AI-Enhanced Educational Technologies: Strengthening Undergraduate Research Capacity Through Intelligent Learning Systems

The rapid expansion of artificial intelligence offers new opportunities to transform undergraduate research by shifting classrooms from passive learning spaces to dynamic, inquiry-driven environments. This study presents a course-based undergraduate research experience (CURE) model that integrates AI-enhanced educational technologies to strengthen research capacity, critical thinking, and problem-solving skills among engineering undergraduates. The initiative was implemented in multiple classroom settings through intelligent systems that supported automated feedback, multimodal content generation, personalized learning pathways, and real-time conceptual reinforcement.
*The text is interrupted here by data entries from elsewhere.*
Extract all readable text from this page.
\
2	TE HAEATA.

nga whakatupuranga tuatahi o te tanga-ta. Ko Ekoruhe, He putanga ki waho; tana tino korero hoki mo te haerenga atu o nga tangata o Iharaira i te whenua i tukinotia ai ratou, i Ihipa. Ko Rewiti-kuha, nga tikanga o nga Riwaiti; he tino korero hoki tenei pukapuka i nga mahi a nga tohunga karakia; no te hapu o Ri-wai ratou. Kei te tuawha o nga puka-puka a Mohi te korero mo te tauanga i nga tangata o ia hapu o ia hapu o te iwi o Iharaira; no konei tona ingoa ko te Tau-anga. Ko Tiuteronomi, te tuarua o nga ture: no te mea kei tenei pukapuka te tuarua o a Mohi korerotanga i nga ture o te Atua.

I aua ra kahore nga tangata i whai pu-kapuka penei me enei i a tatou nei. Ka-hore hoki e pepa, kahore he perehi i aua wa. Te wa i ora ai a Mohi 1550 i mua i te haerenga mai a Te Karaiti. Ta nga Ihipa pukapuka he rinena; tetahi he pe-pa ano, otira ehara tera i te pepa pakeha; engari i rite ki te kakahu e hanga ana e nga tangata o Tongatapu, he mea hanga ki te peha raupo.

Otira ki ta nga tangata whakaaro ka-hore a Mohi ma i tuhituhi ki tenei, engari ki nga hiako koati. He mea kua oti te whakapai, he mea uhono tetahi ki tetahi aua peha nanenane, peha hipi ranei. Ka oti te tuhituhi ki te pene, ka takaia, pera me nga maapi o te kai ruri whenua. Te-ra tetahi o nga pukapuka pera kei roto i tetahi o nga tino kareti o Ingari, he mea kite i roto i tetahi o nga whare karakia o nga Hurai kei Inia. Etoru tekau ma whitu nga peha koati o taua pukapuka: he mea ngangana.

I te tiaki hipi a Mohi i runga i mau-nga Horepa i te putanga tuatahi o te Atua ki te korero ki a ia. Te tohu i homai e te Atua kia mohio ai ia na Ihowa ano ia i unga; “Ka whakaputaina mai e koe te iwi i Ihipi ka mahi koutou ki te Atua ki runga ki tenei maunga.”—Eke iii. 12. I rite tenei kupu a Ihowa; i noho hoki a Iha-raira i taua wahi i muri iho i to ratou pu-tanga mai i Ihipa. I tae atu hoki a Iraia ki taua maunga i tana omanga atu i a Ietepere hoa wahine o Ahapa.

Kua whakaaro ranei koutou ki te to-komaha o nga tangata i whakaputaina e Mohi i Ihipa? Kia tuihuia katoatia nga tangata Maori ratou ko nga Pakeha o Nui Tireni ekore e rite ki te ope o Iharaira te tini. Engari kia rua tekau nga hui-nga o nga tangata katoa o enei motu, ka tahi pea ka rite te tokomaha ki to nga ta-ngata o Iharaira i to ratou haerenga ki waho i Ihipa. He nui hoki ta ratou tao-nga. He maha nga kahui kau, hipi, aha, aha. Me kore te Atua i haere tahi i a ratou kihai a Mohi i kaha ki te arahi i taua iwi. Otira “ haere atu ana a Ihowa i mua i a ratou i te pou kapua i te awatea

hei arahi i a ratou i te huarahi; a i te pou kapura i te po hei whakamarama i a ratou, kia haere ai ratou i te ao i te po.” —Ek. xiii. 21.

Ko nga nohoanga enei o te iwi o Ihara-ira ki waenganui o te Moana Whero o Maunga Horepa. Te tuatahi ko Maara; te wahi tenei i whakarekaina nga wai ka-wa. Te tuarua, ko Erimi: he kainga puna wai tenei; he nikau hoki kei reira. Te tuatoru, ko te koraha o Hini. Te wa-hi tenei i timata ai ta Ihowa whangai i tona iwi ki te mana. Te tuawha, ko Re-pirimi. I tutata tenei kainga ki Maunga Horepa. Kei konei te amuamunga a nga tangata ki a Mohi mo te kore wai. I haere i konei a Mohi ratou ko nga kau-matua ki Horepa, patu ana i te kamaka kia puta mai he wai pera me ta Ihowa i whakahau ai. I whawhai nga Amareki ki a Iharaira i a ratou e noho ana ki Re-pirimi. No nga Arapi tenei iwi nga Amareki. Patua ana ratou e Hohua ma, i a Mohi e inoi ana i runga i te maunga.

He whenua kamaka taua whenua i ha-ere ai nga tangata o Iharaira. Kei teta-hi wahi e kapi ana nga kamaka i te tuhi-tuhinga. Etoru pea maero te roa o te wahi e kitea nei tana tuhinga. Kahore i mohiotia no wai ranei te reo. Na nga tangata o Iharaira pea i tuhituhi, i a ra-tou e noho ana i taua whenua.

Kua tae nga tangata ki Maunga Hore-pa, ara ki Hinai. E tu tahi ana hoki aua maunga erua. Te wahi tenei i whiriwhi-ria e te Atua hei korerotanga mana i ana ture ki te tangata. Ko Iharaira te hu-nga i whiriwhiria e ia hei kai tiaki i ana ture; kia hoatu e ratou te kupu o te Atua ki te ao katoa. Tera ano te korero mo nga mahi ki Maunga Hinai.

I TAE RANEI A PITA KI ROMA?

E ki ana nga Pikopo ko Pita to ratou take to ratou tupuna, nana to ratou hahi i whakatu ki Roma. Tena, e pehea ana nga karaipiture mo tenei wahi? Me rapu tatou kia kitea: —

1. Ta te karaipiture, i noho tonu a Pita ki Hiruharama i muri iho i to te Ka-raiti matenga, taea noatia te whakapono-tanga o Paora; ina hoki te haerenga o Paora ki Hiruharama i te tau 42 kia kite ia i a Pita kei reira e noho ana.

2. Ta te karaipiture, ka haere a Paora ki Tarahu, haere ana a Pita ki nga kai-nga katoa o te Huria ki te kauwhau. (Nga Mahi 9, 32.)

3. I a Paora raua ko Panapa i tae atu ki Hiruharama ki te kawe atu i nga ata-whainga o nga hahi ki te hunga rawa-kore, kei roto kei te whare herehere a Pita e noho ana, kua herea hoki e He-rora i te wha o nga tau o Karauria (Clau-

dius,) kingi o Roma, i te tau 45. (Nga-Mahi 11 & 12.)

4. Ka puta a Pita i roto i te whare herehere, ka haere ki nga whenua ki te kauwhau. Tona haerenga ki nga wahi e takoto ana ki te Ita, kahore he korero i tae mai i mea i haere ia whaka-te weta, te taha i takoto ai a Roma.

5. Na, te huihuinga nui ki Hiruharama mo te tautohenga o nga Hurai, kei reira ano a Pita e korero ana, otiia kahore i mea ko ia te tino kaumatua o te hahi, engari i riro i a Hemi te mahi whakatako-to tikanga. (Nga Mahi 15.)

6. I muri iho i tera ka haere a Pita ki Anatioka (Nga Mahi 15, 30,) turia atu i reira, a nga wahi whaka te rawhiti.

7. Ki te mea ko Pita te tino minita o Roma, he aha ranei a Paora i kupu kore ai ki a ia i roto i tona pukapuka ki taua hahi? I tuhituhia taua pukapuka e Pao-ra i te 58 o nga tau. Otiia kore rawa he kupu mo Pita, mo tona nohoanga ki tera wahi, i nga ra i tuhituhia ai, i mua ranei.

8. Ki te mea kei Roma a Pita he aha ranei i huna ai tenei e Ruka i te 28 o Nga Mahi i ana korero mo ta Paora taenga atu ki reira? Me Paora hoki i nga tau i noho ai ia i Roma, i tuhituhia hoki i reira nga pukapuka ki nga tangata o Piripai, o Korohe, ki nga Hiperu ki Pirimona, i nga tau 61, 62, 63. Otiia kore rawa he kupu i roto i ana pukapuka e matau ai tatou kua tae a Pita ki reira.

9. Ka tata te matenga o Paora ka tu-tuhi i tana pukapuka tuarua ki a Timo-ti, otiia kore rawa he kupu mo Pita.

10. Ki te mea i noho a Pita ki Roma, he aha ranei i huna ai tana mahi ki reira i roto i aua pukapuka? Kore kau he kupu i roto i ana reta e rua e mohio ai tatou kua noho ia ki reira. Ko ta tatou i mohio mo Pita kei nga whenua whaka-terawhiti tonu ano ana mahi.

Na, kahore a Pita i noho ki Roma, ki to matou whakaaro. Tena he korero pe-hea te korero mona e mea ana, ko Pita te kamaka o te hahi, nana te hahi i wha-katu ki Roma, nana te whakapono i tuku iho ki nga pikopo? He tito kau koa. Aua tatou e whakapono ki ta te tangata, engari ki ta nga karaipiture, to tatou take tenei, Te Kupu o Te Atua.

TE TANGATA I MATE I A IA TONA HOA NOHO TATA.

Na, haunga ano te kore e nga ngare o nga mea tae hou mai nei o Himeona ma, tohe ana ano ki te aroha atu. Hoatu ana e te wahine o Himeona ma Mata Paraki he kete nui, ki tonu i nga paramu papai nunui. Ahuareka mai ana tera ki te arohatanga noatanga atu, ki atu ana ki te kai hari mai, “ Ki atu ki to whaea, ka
Undergraduate students engaged in micro-level research cycles—problem identification, hypothesis formation, dataset exploration, model selection, and interpretation—using accessible AI tools and cloud-based platforms. The pedagogy emphasized low-barrier, high-impact research practices such as prompt engineering, sentiment analysis, basic machine-learning classification, and AI-supported data visualization, enabling students to produce measurable research outputs within a single academic term. Findings indicate a substantial improvement in research confidence, analytical depth, and willingness to participate in long-term academic projects. Students reported higher engagement, enhanced understanding of research methodology, and increased ability to independently design and interpret experiments. The model demonstrates that AI-driven classroom innovation can democratize research participation, expand faculty bandwidth, and empower large cohorts of undergraduate learners to contribute meaningfully to institutional research productivity. This work provides an adaptable blueprint for higher education institutions seeking to scale undergraduate research through AI-supported inquiry, while ensuring alignment with CURE principles of collaboration, authenticity, and real-world impact.